TEMPO.CO, Jakarta - Badan Pengawas Pemilu (Bawaslu) mencabut izin atau akreditasi lembaga pemantau Pemilu 2019, www.jurdil2019.org. Pencabutan izin ini karena lembaga itu dinilai tidak menjalankan tugas dengan prinsip pemantauan.
"Situs pemantauannya itu pengembangan dari pemantau PT Prawedanet Aliansi Teknologi," ujar anggota Bawaslu Mochammad Afifuddin saat dihubungi, Ahad, 21 April 2019.
Baca: Bawaslu: 325 Orang Pengawas Pemilu 2019 Sakit dan Meninggal
Afifuddin mengatakan lembaga survei itu mengajukan izin sebagai pemantau yang akan membuat aplikasi untuk pelaporan pelanggaran Pemilu. PT Prawedanet Aliansi Teknologi akan memantau dengan membuat aplikasi pelaporan dari masyarakat terhadap dugaan pelanggaran Pemilu," ujar Afifuddin.
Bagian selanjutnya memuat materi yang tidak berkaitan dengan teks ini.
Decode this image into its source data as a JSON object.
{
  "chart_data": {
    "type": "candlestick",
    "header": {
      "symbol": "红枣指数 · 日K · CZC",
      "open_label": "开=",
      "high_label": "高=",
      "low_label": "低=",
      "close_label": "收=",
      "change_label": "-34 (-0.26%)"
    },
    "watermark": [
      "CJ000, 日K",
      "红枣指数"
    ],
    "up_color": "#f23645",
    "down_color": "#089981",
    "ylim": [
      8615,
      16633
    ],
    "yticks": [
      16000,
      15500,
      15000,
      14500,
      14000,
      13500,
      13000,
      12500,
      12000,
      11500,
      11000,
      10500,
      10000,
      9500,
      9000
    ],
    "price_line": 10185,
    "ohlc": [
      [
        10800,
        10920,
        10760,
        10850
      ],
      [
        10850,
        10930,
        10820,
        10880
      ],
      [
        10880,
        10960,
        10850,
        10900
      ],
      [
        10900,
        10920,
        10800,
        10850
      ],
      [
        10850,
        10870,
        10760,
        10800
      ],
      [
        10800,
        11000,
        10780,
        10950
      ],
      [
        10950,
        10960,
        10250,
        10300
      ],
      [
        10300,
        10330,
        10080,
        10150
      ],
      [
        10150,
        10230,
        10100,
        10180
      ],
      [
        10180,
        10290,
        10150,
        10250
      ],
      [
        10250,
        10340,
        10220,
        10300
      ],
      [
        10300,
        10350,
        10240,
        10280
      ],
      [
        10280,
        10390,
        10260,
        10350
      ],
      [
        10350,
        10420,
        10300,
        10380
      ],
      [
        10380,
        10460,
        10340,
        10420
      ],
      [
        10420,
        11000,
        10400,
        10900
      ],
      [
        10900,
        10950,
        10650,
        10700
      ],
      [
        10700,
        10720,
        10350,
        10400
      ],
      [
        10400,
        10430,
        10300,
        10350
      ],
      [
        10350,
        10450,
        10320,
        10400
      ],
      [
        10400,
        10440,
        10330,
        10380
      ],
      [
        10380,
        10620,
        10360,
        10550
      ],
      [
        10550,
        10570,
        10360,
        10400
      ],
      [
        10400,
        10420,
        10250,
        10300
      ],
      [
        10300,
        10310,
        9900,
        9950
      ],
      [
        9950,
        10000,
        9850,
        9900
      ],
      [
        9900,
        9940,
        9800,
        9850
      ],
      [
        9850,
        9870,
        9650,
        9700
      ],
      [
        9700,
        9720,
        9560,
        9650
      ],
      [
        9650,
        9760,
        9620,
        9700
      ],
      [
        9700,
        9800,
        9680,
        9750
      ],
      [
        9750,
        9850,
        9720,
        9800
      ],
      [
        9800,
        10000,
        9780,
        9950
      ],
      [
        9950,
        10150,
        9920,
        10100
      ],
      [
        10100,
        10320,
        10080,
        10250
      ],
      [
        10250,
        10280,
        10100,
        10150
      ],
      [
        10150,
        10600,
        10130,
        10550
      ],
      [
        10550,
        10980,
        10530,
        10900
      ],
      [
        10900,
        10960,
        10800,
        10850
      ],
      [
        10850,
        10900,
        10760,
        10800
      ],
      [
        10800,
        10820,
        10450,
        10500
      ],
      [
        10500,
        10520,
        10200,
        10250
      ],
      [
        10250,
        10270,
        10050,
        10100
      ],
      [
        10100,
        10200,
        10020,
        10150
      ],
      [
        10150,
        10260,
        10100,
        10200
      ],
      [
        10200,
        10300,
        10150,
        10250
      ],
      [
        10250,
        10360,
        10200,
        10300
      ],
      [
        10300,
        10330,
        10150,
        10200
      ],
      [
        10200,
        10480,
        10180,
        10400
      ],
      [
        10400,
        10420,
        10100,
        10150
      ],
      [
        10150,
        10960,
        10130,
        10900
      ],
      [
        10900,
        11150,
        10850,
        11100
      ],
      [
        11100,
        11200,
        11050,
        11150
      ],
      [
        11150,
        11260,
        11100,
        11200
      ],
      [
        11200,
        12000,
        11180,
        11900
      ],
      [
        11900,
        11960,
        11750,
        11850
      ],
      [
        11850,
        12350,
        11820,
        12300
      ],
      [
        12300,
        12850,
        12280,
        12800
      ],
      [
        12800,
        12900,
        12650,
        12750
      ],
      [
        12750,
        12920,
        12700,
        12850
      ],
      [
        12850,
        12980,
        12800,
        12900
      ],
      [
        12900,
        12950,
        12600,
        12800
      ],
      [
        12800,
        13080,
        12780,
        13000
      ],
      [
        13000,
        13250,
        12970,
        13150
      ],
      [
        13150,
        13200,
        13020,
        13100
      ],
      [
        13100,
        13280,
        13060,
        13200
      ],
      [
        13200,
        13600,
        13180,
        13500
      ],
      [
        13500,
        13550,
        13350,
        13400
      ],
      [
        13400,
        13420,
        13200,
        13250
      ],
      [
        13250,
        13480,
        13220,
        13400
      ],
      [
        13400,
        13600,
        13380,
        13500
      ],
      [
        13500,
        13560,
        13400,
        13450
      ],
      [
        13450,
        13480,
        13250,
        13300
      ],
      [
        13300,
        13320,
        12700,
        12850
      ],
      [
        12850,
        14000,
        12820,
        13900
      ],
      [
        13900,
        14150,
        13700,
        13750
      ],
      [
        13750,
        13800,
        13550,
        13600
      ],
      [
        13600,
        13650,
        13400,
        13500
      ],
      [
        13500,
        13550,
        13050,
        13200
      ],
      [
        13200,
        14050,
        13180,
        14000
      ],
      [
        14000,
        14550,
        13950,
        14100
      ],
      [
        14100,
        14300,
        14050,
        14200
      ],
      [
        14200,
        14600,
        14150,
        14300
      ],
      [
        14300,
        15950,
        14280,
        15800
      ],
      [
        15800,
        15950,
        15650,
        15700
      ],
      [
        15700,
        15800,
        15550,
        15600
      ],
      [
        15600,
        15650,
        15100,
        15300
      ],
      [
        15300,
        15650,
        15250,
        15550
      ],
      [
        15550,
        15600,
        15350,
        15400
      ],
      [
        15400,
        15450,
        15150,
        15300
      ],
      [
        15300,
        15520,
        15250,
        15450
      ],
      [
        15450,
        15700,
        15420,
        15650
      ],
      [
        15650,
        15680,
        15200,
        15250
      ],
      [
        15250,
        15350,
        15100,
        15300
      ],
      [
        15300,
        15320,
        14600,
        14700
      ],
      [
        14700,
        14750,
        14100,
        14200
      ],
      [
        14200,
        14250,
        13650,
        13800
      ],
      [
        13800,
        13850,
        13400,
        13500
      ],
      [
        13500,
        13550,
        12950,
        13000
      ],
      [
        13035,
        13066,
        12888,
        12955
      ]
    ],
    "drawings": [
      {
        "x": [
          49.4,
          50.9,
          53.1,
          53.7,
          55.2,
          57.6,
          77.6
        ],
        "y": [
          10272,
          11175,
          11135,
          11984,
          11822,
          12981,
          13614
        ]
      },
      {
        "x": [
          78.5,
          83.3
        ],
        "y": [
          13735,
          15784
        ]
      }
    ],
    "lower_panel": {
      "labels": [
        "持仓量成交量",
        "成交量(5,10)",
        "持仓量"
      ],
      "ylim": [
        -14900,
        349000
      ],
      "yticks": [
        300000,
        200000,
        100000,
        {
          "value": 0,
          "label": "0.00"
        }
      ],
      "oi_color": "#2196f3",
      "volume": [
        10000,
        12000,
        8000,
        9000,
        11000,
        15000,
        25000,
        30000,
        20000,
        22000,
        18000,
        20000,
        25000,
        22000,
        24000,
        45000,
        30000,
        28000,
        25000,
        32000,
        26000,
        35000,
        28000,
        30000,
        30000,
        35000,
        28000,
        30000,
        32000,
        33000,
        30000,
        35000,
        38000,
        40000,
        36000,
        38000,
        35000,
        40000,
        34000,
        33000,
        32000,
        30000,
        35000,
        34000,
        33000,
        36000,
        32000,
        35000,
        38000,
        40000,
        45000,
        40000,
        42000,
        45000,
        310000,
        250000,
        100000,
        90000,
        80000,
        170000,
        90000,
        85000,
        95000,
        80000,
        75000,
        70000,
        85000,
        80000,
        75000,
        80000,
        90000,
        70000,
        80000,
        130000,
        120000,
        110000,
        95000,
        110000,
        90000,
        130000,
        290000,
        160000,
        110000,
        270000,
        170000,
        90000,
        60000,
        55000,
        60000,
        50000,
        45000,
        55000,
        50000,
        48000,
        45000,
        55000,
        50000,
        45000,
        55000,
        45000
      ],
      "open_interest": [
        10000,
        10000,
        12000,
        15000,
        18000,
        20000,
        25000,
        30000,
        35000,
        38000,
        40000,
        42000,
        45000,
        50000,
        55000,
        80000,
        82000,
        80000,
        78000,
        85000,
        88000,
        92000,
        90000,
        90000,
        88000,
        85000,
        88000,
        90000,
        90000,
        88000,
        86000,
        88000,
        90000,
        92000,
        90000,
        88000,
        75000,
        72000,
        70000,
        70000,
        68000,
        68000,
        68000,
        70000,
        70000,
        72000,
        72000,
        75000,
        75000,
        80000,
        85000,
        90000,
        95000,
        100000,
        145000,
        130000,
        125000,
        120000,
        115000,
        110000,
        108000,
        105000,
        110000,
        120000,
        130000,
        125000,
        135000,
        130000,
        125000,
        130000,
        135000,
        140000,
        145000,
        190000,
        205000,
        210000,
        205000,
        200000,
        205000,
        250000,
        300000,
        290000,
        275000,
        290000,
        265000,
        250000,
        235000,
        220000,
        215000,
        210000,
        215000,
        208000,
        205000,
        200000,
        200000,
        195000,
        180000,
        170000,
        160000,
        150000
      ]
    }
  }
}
Namun, kata Afif, lembaga Itu melanggar aturan dengan membuat dan mempublikasikan hasil hitung cepat yang berdasarkan aturan harusnya terdaftar di KPU. "Kenyataannya PT Prawedanet Aliansi Teknologi melakukan hitung cepat."
Hasil hitung cepat itu dipublikasikan melalui Bravos Radio dan situs www.jurdil2019.org. "PT. Prawedanet Aliansi Teknologi telah menyalah gunakan sertifikat akreditasi, kalau survei urusan izin di KPU."
Prawedanet Aliansi Teknologi disebut melanggar Undang-undang nomor 7 tahun 2017 tentang Pemilu pasal 442 huruf j juncto Peraturan Bawaslu nomor 4 tahun 2018 pasal 21 huruf i tentang Pemantauan Pemilu.
Selain akreditasinya disebut, lembaga survei itu juga dilarang menggunakan logo Bawaslu. "Dilarang menggunakan logo dan lambang Bawaslu dalam semua aktivitasnya."
Baca juga: Bawaslu Minta Masyarakat Kawal Penghitungan Suara
Sebelumnya, Bawaslu menyatakan bahwa sudah terdapat 138 lembaga pemantau yang mengawasi proses pemungutan suara pada 17 April. "Semua lembaga pemantau itu yang mendaftar dan sudah diakreditasi oleh Bawaslu," kata Afifuddin di Media Centre Bawaslu, Jakarta Pusat, Selasa, 16 April 2019.
Anggota Bawaslu, Mochammad Afifuddin mengatakan bahwa jumlah lembaga pemantau di Pemilu 2019 merupakan terbanyak dalam sejarah Indonesia.